There are limitations to our systematic review because the qualitative data between the included studies varied greatly based on study design and qualitative analysis methods. In some of the studies—especially the clinical trials—the qualitative data lack details and the reporting is insufficient. Thus, we lack necessary information to fully interpret the collected data. Also, information about context is limited in the different studies, which further exacerbates the interpretation of the results.

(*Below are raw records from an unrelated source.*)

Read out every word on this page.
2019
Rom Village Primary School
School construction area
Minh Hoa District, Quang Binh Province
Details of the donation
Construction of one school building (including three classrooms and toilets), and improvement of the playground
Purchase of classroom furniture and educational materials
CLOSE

It is noteworthy that medicines-related interventions were barely included in this systematic review, such as medicines reconciliation and medicines review [55, 56]. These interventions are frequently reported in literature and provide patients with medicines-related care and support, which is often a need for patients with COPD. Future research could benefit from including qualitative aspects from these interventions.

Conclusion

Inaccessible interventions are unlikely to be effective. Therefore, public and patient involvement is required in the intervention design process and feasibility testing is needed once the intervention has been developed. Many different intervention elements were well received by patients. However, there was low acceptability and practicability regarding the use of technology. Transitioning from hospital to home is a difficult process for patients with COPD. Thus, it is important to address the issues regarding the transition process and optimise these before introducing new interventions or make changes to existing interventions. Additionally, future interventions should include individually adapted elements to facilitate a flexible approach to intervention delivery, especially regarding provided information. Researchers developing new interventions for patients with COPD should undertake process evaluations alongside studies for effectiveness and consider the local context of implementation sites for better engagement and adoption.